Between cave and gate | Artary Gallery, Stutgart, Germany
ARTARY Gallery is delighted to announce the opening of Simon Burton’s solo exhibition ‘Between cave and gate’.
Between cave and gate will be Burton’s premier exhibition with the gallery and his first solo exhibition in Germany.
The paintings are a compelling series of work that reflect on the desire to remove oneself from civilization. These are portraits of mainly men inhabiting the landscape away from the social constraints of modern life.
The works are pieced together from the salvaged scraps of past paintings; this accumulation of failures emphasizes the figures as psychological.
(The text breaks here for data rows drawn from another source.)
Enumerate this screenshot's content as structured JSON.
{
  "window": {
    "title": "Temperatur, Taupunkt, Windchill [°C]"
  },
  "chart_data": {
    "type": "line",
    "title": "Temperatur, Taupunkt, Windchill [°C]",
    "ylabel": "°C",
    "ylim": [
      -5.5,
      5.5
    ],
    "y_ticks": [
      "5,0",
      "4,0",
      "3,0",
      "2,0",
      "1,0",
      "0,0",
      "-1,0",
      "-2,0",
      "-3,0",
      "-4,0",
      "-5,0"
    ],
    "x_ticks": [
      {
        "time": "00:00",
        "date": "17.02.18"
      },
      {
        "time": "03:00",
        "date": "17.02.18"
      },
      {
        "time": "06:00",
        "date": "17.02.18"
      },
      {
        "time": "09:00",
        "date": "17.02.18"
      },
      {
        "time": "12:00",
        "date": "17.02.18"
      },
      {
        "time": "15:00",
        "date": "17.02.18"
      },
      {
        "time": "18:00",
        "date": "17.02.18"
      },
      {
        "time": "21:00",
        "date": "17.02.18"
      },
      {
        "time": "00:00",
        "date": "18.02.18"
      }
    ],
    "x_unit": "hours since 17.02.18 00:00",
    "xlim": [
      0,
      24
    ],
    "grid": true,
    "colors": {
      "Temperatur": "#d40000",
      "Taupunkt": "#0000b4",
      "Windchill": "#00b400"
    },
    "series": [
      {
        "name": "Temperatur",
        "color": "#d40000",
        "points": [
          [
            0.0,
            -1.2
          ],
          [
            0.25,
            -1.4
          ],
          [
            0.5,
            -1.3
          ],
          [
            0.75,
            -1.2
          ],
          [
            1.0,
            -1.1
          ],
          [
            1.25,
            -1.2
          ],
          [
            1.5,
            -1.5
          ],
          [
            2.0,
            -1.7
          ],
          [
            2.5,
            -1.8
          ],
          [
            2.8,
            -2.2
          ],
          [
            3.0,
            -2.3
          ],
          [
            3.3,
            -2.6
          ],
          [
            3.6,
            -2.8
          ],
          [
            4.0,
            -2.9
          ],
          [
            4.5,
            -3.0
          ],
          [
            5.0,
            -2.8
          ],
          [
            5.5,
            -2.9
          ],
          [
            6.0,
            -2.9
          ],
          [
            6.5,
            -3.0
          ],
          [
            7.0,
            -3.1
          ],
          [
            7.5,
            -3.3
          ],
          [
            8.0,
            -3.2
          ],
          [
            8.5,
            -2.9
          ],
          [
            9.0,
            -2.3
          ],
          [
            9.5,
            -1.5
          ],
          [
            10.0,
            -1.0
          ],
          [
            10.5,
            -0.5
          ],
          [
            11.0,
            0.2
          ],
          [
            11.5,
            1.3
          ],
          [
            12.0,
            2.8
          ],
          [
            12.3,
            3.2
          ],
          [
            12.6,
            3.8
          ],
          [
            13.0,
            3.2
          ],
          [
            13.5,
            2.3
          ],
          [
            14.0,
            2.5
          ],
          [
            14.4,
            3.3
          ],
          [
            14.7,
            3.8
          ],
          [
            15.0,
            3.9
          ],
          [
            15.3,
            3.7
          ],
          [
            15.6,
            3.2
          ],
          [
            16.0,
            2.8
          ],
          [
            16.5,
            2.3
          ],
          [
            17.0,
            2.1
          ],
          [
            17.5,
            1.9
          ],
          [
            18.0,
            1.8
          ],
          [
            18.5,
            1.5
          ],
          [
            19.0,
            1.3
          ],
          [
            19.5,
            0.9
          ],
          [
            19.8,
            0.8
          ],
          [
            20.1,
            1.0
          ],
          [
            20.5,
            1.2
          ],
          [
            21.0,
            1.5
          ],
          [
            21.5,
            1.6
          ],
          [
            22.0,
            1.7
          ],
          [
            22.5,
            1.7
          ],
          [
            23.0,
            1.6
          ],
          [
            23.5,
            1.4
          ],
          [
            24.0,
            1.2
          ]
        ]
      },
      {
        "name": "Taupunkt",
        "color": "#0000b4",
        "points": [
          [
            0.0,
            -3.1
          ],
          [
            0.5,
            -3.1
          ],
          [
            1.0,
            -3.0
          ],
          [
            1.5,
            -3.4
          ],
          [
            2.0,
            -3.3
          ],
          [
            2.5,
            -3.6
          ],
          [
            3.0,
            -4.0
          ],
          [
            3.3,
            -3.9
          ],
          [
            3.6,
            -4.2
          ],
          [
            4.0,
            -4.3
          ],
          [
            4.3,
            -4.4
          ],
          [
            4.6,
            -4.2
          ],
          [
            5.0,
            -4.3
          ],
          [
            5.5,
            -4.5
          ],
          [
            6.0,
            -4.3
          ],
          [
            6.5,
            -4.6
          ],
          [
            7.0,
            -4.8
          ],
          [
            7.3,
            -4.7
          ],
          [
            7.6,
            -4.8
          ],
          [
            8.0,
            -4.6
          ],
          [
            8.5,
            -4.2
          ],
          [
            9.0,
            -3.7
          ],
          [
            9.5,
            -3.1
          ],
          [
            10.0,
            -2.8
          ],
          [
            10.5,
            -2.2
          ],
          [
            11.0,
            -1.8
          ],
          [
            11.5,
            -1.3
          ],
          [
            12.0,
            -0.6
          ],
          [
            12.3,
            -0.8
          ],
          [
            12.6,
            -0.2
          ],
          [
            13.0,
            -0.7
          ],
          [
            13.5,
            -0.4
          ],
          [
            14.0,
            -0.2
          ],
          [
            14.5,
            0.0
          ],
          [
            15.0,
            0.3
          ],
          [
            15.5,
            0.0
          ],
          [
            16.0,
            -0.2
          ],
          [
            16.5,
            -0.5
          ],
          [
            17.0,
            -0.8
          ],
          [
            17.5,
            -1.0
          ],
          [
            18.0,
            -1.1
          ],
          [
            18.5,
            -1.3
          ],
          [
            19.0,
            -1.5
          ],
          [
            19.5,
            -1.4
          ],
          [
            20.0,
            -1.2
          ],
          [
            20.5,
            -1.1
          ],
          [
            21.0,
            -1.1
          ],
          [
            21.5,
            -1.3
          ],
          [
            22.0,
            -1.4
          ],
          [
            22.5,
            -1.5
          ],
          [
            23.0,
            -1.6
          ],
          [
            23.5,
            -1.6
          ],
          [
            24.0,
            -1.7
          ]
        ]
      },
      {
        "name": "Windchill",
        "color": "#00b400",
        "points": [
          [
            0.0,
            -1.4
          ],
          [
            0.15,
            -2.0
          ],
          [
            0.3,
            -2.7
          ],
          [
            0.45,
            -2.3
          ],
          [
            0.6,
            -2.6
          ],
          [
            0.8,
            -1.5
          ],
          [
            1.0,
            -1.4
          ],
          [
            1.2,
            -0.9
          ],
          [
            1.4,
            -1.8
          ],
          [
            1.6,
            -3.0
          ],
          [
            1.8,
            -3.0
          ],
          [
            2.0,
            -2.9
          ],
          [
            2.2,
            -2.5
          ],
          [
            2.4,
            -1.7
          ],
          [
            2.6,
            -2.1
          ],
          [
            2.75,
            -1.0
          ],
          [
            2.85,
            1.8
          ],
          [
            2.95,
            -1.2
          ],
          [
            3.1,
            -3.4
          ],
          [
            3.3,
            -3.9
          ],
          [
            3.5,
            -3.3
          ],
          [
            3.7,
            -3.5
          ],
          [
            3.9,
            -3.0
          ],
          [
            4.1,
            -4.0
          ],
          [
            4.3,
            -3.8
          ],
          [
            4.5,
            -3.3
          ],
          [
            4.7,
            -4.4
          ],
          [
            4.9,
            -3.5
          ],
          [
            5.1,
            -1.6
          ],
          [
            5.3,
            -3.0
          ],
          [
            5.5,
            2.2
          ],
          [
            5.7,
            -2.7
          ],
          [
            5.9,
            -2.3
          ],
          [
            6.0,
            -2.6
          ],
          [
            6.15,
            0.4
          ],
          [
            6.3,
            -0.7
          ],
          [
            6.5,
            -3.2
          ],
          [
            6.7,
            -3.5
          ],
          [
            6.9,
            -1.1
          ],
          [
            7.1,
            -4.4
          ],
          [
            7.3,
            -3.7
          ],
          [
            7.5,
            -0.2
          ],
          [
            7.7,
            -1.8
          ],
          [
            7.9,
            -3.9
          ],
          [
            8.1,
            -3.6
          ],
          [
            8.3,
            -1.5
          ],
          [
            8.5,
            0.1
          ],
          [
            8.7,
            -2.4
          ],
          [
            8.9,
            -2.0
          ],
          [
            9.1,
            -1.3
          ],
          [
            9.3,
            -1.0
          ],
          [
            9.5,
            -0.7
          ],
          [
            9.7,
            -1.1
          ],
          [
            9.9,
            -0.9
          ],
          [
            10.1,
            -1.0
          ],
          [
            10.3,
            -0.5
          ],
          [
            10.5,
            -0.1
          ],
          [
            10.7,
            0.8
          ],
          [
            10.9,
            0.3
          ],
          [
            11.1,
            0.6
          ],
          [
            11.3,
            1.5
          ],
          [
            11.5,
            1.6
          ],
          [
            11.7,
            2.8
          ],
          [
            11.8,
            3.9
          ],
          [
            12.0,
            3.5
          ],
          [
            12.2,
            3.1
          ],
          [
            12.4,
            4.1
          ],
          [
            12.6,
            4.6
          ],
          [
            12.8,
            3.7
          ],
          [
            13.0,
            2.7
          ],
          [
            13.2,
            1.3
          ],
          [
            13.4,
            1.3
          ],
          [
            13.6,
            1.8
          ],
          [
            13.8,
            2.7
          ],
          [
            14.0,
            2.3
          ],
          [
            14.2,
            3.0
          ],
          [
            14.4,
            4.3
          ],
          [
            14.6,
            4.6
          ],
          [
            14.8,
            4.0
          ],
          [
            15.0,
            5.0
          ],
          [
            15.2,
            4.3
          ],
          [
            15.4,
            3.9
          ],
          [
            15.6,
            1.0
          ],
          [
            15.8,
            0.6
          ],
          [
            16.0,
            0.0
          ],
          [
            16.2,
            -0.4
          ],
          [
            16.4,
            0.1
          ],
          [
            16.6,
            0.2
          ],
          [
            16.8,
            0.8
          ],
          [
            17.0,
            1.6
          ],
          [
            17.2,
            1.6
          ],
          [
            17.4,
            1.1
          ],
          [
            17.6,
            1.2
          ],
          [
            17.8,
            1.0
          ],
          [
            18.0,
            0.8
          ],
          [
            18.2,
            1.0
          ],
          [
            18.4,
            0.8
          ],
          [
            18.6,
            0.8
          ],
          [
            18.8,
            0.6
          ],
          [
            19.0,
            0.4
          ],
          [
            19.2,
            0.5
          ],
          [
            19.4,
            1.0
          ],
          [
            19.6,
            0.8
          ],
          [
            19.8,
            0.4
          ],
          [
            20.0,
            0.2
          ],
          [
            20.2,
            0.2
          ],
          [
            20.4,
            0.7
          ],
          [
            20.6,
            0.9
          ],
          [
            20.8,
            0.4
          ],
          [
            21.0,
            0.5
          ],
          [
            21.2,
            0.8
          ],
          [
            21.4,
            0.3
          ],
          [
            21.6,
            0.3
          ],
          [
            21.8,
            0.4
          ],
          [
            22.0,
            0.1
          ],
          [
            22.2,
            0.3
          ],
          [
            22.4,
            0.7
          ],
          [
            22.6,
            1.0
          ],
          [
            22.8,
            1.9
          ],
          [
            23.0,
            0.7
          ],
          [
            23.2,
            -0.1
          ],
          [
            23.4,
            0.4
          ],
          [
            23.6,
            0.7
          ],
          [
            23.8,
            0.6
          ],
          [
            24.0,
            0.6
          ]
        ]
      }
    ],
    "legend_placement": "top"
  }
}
They seem to engage in brooding and deep reflection, stressing their retreat and vulnerability. There are moments of wondering, dreaming and awakening as well as moments of confrontation with the unknown. The figures often seem to show an inner search for something.
These idiosyncratic and existential narratives of loner personalities in the paintings are activated through a playful yet knowing visual language referencing painting’s history and acknowledging its current fragmented and vulnerable condition.
The genesis of the work is from Burton’s fascination with 17th century hermit John Bigg of Dinton, who is reputed to have been King Charles I executioner. Bigg retreated from his former self and lived in a cave for the last thirty years of his life. He walked eight miles a day to fetch food and the only help he requested was for leather scraps to repair his worn out walking boots in order to continue this humble daily routine.
In some of Burton’s portraits he overtly plays with this idea of repair and repetitive routine. They are made by stitching together the remnants of previous paintings, perhaps as a direct reference to John Bigg. Reforming and reclamation are recurrent themes in Burton’s work and the physical element of recycling, Burton feels, is a reflection of the place art inhabits in today’s world. Whereas modernism rejected its artistic heritage, 21st century painting draws on its history to define itself. Burton has said ‘this is an act something like inhabiting a derelict house’.
Burton’s new paintings make us question how we connect to nature and to each other in today’s world and, at the same time, look at the place of painting right now. The atmosphere is uncertain; they drag us back into something ancient and void and pull us forward into the unknown.